Three rules for reversing type 2 diabetes
1. Avoid Fructose
- In sucrose (table sugar) and high-fructose corn syrup.
- Eliminate sugar-sweetened beverages.
- No chemical difference between the fructose contained naturally in the fruit and the fructose contained within sucrose → avoid eating excessive amounts of fruit, especially as many modern varieties are now available year-round and have been bred to be sweeter than in the past.
- Dried fruits are usually high in sugar → avoid raisins, dried cranberries, fruit leathers and the like.
2. Reduced refined carbohydrates and enjoy natural fats
- Reduce or avoid refined wheat products, such as bread, pasta, waffle, etc.
- Limit processed corn products, such as pop corn, corn ships, and tortillas, and refined potato products
- Eat white rice in small amounts
- Replace them with fatty fish, olive oil, avocados, and nuts. The natural saturated fats found in beef, pork, bacon, butter, cream, and coconuts are also healthy fats. Eggs are an excellent choice, as are most seafoods.
- Not all fats are benigns. The industrially processed, highly refined seed oils that are high in omega-6 fat are not recommended
- Because they can cause inflammation and adversely affect human health.
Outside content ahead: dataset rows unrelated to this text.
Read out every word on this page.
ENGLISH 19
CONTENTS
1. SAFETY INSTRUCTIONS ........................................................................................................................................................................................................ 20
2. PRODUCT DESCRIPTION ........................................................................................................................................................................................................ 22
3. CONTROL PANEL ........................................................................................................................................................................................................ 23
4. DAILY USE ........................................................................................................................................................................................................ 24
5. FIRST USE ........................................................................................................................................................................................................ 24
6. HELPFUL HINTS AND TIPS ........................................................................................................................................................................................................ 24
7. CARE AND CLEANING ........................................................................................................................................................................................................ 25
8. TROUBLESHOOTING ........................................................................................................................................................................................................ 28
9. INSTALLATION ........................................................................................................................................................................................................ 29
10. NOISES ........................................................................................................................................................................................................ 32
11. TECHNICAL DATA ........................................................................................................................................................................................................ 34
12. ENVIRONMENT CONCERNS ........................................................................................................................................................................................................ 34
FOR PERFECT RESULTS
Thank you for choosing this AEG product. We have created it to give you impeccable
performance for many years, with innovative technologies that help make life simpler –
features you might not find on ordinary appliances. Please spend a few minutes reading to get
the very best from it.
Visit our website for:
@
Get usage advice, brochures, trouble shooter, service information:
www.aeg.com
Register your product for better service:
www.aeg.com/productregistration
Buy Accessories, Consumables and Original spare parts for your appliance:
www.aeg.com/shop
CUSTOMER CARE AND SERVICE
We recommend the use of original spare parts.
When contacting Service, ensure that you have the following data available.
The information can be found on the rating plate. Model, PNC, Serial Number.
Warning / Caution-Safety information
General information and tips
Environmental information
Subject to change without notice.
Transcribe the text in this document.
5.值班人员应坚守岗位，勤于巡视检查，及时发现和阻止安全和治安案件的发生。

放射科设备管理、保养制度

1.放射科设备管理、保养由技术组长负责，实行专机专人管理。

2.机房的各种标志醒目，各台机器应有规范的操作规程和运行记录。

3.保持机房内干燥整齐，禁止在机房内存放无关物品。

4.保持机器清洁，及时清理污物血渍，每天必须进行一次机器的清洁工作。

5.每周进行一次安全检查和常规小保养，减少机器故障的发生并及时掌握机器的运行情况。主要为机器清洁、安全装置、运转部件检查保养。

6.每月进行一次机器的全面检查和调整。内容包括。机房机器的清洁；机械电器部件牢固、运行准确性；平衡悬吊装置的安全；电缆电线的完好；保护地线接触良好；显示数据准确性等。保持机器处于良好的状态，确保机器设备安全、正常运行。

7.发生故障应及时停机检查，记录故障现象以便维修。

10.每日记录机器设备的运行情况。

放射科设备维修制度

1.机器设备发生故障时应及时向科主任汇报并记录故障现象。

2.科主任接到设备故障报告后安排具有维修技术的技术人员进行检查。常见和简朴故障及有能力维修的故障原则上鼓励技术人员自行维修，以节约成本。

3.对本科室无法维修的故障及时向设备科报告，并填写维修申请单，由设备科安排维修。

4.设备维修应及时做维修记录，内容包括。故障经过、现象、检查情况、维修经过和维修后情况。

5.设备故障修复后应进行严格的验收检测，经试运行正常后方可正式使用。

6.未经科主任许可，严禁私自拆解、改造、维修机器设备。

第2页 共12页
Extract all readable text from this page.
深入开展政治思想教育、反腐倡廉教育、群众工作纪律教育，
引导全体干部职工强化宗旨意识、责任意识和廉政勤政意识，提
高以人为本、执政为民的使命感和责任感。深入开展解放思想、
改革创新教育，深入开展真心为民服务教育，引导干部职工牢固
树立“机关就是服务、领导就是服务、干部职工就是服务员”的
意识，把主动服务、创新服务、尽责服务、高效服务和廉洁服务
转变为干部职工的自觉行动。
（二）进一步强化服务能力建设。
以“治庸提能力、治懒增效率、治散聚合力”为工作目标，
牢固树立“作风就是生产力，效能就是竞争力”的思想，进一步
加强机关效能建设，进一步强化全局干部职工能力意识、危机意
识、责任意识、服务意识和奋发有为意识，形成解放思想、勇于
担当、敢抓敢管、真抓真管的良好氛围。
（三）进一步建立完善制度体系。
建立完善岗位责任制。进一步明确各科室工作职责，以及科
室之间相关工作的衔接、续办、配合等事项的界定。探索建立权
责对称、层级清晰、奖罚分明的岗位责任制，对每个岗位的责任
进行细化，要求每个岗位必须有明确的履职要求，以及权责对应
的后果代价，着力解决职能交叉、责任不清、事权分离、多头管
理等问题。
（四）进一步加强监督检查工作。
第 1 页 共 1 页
- These oils include sunflower, corn, canola, sunflower, and vegetable oils
- Do not use these vegetables oils at high heat because they release harmful chemicals called [[aldehydes]] when heated
- Recommended diet: The Low Carb, High Fat or Low Carb, Healthy Fat (LCHF) diet
3. Eat real food
Rule number 4, in case the first three are not enough:
4. Fasting
- Restricting calories → compensatory increase in hunger and a decrease in the body’s metabolic rate → this effect derails weight loss efforts and ultimately ends in failure.
- Intermittent fasting succeeds because it produce beneficial hormonal changes that chronic caloric deprivation does not. Most importantly, it reduces insulin and insulin resistance.
- The secret to long-term weight loss is to maintain basal metabolism.
- Fasting → triggers numerous hormonal adaptations that do not happen with simple caloric reduction:
- Insulin drops sharply → preventing insulin resistance.
- Noradrenaline rises → keeping metabolism high.
- Growth hormone rises → maintaining lean mass.
- Fasting works because it keeps basal metabolism high because it is a survival mechanism. During fasting:
- The body opens up its ample supply of stored food—body fat. Basal metabolism stays high, and instead of using food as our fuel, we use food our bodies have stored as body fat.
- We first burn glycogen stored in the liver. When that is finished, we use body fat. And since there is plenty of fuel, there is no reason for basal metabolism to drop.
- Fasting → triggers numerous hormonal adaptations that do not happen with simple caloric reduction:
Which one is better: fasting or low-carb diet?
The very low-carb diet does remarkably well, giving 71% of the benefits of the fasting without actual fasting.
Fasting for type 2 diabetes
More intensive fasting will give quicker results, but if you have had type 2 diabetes for 20 years, it is unlikely to reverse in several months. It will take longer, though the exact time differs from patient to patient.
Fasting when taking medications
- If you’re taking medications: monitor blood glucose frequently with a standard home monitor at least 2x a day and ideally up to 4x a day.
- If you’re unsure to take medication or not: it is generally better to use less medication during fasting. If blood glucose rises too high, you can always take more medications to compensate. However, if you overmedicate and hypoglycemia develops, you must eat some sugar to treat it. That will break the fast and is counterproductive to reversing the diabetes. Again, consult with your doctor for guidance.